Tight Noise Thresholds for Quantum Computation with Perfect Stabilizer Operations
Wim van Dam, Mark Howard

TL;DR
This paper establishes precise noise thresholds for single-qubit non-stabilizer gates in quantum circuits with perfect stabilizer operations, delineating when such gates enable universal quantum computation.
Contribution
It provides the first tight depolarizing noise thresholds for all unitary single-qubit gates, based on the Clifford polytope, clarifying their role in quantum computational universality.
Findings
Thresholds are determined by the Clifford polytope.
All unitary single-qubit gates have a specific noise threshold for universality.

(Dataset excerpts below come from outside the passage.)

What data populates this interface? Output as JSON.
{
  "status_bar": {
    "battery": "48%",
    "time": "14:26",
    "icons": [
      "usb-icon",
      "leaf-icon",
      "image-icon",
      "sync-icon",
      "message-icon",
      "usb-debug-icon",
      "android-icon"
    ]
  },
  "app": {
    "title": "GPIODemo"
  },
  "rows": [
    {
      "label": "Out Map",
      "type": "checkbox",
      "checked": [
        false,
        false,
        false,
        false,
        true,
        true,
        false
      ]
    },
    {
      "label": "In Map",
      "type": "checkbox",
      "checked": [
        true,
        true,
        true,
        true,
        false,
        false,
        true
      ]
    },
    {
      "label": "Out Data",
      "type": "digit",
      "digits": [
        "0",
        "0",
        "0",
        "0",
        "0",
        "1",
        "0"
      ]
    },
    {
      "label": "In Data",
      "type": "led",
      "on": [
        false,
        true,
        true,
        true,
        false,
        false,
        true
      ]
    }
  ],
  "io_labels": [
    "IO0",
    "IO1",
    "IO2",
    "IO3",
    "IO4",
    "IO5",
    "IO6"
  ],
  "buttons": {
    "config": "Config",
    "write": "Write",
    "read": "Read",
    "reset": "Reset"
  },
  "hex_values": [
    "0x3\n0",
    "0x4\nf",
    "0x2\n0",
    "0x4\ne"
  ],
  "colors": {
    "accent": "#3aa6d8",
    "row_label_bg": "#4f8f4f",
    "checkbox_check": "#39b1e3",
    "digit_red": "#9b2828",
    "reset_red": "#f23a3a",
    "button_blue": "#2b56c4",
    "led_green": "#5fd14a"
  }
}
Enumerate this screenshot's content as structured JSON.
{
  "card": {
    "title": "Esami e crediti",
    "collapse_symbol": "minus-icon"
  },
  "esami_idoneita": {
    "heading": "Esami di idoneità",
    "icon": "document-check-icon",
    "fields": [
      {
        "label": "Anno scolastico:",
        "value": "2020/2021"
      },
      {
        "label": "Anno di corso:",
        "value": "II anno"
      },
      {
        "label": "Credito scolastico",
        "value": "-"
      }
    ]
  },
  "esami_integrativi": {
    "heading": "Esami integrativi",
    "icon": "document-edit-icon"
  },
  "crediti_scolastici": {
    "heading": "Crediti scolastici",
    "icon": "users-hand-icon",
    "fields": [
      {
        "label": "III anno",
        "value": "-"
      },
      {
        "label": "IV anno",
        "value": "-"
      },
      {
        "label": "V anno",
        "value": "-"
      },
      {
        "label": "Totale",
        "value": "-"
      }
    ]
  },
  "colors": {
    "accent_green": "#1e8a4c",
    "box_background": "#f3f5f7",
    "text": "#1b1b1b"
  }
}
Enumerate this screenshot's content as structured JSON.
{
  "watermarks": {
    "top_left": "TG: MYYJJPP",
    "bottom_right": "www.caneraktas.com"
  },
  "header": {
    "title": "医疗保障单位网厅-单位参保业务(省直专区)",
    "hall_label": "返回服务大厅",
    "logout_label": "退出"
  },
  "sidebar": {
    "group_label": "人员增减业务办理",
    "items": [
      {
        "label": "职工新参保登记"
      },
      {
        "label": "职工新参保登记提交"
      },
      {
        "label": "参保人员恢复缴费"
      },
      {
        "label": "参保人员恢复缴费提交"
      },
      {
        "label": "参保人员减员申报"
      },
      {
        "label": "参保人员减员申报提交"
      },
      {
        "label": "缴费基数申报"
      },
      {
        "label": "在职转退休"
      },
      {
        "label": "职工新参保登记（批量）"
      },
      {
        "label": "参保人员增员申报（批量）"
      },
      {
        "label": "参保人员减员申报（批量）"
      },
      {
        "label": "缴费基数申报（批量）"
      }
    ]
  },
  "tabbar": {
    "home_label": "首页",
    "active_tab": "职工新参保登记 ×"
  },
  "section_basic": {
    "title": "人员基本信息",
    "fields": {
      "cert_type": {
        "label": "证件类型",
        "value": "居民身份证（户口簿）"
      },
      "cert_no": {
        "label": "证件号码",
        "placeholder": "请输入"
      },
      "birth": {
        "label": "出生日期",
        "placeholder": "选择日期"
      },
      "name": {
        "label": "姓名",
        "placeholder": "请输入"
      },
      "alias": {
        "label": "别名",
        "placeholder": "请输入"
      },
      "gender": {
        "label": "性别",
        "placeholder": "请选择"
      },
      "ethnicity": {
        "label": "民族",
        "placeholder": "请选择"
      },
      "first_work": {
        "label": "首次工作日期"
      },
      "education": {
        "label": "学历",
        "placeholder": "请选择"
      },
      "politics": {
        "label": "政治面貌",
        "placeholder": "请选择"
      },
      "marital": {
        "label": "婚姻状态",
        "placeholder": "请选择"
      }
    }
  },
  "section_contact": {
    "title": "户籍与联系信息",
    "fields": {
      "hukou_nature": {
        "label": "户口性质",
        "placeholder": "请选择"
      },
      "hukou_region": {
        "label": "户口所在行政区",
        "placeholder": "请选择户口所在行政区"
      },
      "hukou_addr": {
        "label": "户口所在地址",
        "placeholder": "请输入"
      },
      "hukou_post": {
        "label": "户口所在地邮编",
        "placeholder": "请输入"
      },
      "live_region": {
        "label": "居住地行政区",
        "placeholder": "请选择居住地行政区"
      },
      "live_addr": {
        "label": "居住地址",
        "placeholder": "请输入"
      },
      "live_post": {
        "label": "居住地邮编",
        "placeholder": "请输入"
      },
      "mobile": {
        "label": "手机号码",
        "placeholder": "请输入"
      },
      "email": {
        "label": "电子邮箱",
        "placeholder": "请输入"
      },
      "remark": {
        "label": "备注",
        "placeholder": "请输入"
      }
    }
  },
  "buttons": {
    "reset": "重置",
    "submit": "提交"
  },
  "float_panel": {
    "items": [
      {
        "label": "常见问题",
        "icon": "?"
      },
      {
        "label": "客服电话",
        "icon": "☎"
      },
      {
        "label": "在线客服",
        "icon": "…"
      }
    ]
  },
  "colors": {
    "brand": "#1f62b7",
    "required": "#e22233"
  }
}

The thresholds are tight and contrast with non-stabilizer state scenarios.
Abstract
We study how much noise can be tolerated by a universal gate set before it loses its quantum-computational power. Specifically we look at circuits with perfect stabilizer operations in addition to imperfect non-stabilizer gates. We prove that for all unitary single-qubit gates there exists a tight depolarizing noise threshold that determines whether the gate enables universal quantum computation or if the gate can be simulated by a mixture of Clifford gates. This exact threshold is determined by the Clifford polytope spanned by the 24 single-qubit Clifford gates. The result is in contrast to the situation wherein non-stabilizer qubit states are used; the thresholds in that case are not currently known to be tight.